Their first performance is something of a fiasco, and Corinne's frightened bandmates leave the stage when they're laughed at (cut them some slack - they're like 14 years old). But then Corinne reveals the look she's invented for herself in all its proto-Riot Grrl glory: striped hair, red eye shadow, see-through red top and tights. She sneers at the audience: "I'm perfect, but no one in this town gets me. Because I don't put out." As the tour goes on she develops a tentative relationship with the lead singer of The Looters (played by a very young and hunky Ray Winstone), but she's emotionally cut off and made of pure aggression and ambition, so he doesn't really stand a chance. Corinne's ability to grab media attention is worthy of Madonna (who I bet watched this movie with great attention). A local reporter knows she's news and starts following the tour. As little girls across the heartland start worshipping her and dressing like her, Corinne becomes something of a monster. But she's a pretty glorious one.

This movie is amazing in the way it anticipates both Madonna and the Riot Grrls. Dowd clearly knew that something was in the air, that girls were waiting for something, that there was so little out there for them. There are also shades of The Go-Go's who began as an LA punk band, but sold millions of records when they started playing sparkly incandescent pop. The Runaways may have also been in her mind, as the ultimate proto-punk teen rock band. Corinne is a creature of pure resentment and anger and carries a gigantic chip on her shoulder that causes her to do some pretty unforgivable things (mostly to Winstone, who proves to be something of a romantic), but that doesn't mean what she says on stage or in interviews is wrong.

The media satire is dead on and I'm always a fan of movies where the girl doesn't get broken. Let the girl be a monster, or a jerk, that's fine - just please don't grind her into powder. Enough of that. Third Degree Burns tells girls: "Don't get had". And the movie, remarkably, doesn't punish her for it. Awesome.

2 comments:

Unknown said...

Nancy Dowd really had an interesting career. I had no idea she wrote this. She wrote one of my favorite movies---that probably occupied a similar place in my adolescence as this did in yours---SLAP SHOT. Another really unsparing look at a screwed-over blue-collar town. Here's to her! (Now I want to do some research for a Nancy Dowd post...)

That Fuzzy Bastard said...

Love love love this movie. Such great visual observations---the hair montage, when The Stains first come on stage and all the women in the audience react, is a moment so sharp that it surprised me to discover that an avuncular straight man directed the movie.

And you're absolutely right about Corinne as "a creature of pure resentment and anger"---very, very few movies have the nerve to make their female protagonist such a jerk as this one does. But unlike the heroine of Election, Corinne is nobody's fool. And that's a big part of her ultimate monstrousness.

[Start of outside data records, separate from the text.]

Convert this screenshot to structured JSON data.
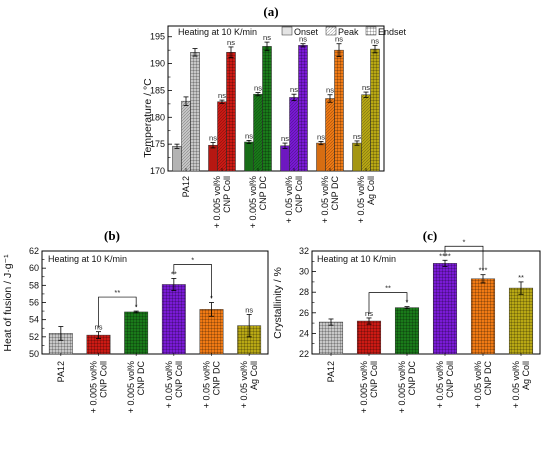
{
  "chart_data": [
    {
      "panel": "(a)",
      "type": "bar",
      "ylabel": "Temperature / °C",
      "ylim": [
        170,
        197
      ],
      "yticks": [
        170,
        175,
        180,
        185,
        190,
        195
      ],
      "annotation": "Heating at 10 K/min",
      "legend_position": "top",
      "categories": [
        [
          "PA12"
        ],
        [
          "+ 0.005 vol%",
          "CNP Coll"
        ],
        [
          "+ 0.005 vol%",
          "CNP DC"
        ],
        [
          "+ 0.05 vol%",
          "CNP Coll"
        ],
        [
          "+ 0.05 vol%",
          "CNP DC"
        ],
        [
          "+ 0.05 vol%",
          "Ag Coll"
        ]
      ],
      "series": [
        {
          "name": "Onset",
          "values": [
            174.6,
            174.8,
            175.4,
            174.7,
            175.2,
            175.2
          ],
          "err": [
            0.4,
            0.5,
            0.3,
            0.5,
            0.3,
            0.4
          ]
        },
        {
          "name": "Peak",
          "values": [
            183.0,
            182.9,
            184.3,
            183.7,
            183.5,
            184.2
          ],
          "err": [
            0.8,
            0.3,
            0.3,
            0.6,
            0.7,
            0.5
          ]
        },
        {
          "name": "Endset",
          "values": [
            192.1,
            192.1,
            193.2,
            193.4,
            192.5,
            192.7
          ],
          "err": [
            0.7,
            1.0,
            0.8,
            0.3,
            1.2,
            0.7
          ]
        }
      ],
      "significance": [
        [
          "",
          "",
          ""
        ],
        [
          "ns",
          "ns",
          "ns"
        ],
        [
          "ns",
          "ns",
          "ns"
        ],
        [
          "ns",
          "ns",
          "ns"
        ],
        [
          "ns",
          "ns",
          "ns"
        ],
        [
          "ns",
          "ns",
          "ns"
        ]
      ]
    },
    {
      "panel": "(b)",
      "type": "bar",
      "ylabel": "Heat of fusion / J·g⁻¹",
      "ylim": [
        50,
        62
      ],
      "yticks": [
        50,
        52,
        54,
        56,
        58,
        60,
        62
      ],
      "annotation": "Heating at 10 K/min",
      "categories": [
        [
          "PA12"
        ],
        [
          "+ 0.005 vol%",
          "CNP Coll"
        ],
        [
          "+ 0.005 vol%",
          "CNP DC"
        ],
        [
          "+ 0.05 vol%",
          "CNP Coll"
        ],
        [
          "+ 0.05 vol%",
          "CNP DC"
        ],
        [
          "+ 0.05 vol%",
          "Ag Coll"
        ]
      ],
      "values": [
        52.4,
        52.2,
        54.9,
        58.1,
        55.2,
        53.3
      ],
      "err": [
        0.8,
        0.4,
        0.1,
        0.7,
        0.8,
        1.3
      ],
      "significance": [
        "",
        "ns",
        "*",
        "**",
        "*",
        "ns"
      ],
      "brackets": [
        {
          "from": 1,
          "to": 2,
          "label": "**"
        },
        {
          "from": 3,
          "to": 4,
          "label": "*"
        }
      ]
    },
    {
      "panel": "(c)",
      "type": "bar",
      "ylabel": "Crystallinity / %",
      "ylim": [
        22,
        32
      ],
      "yticks": [
        22,
        24,
        26,
        28,
        30,
        32
      ],
      "annotation": "Heating at 10 K/min",
      "categories": [
        [
          "PA12"
        ],
        [
          "+ 0.005 vol%",
          "CNP Coll"
        ],
        [
          "+ 0.005 vol%",
          "CNP DC"
        ],
        [
          "+ 0.05 vol%",
          "CNP Coll"
        ],
        [
          "+ 0.05 vol%",
          "CNP DC"
        ],
        [
          "+ 0.05 vol%",
          "Ag Coll"
        ]
      ],
      "values": [
        25.1,
        25.2,
        26.5,
        30.8,
        29.3,
        28.4
      ],
      "err": [
        0.3,
        0.3,
        0.1,
        0.3,
        0.4,
        0.6
      ],
      "significance": [
        "",
        "ns",
        "*",
        "****",
        "***",
        "**"
      ],
      "brackets": [
        {
          "from": 1,
          "to": 2,
          "label": "**"
        },
        {
          "from": 3,
          "to": 4,
          "label": "*"
        }
      ]
    }
  ],
  "colors": {
    "PA12": "#c8c8c8",
    "CNP Coll 0.005": "#cc1a14",
    "CNP DC 0.005": "#1a7a1a",
    "CNP Coll 0.05": "#7a1ad6",
    "CNP DC 0.05": "#f07a14",
    "Ag Coll": "#b8a814"
  }
}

Most movies romantically cling to the idea that suffering ennobles, but this one has the guts to show someone who's suffered enough to cut out her own humanity, which is precisely what makes her so charismatic.

I also love how Stains applies a punk critique to the standard rock-movie template. Unlike in damn-near-every-other rise-and-fall rock movie, Stains suggests that becoming a monster isn't a character flaw inextricable from genius, it's the goal of the system. But---and this distinguishes it from some of the more sour satires of rock culture---that doesn't invalidate the fans' love, and the real inspiration they get from the band even as the band is drifting away from their own inspiration. At the end of the movie, when the Stains' ripoff hit single becomes a completely toothless New Wave hit (complete with dumbass Pvt. Benjamin-style video), the original Shaggs-inspired song-from-the-heart, "Waste of Time", lives on in the circle of girls in the parking lot party, and Corinne's final look suggests that she knows exactly what she's unleashed, even though she can never be part of it.

I often say that the distinguishing characteristic of a truly smart piece of art is its ability to keep two ideas in its head at the same time. This one has five or six, many of them in direct opposition. It's freakin' brilliant.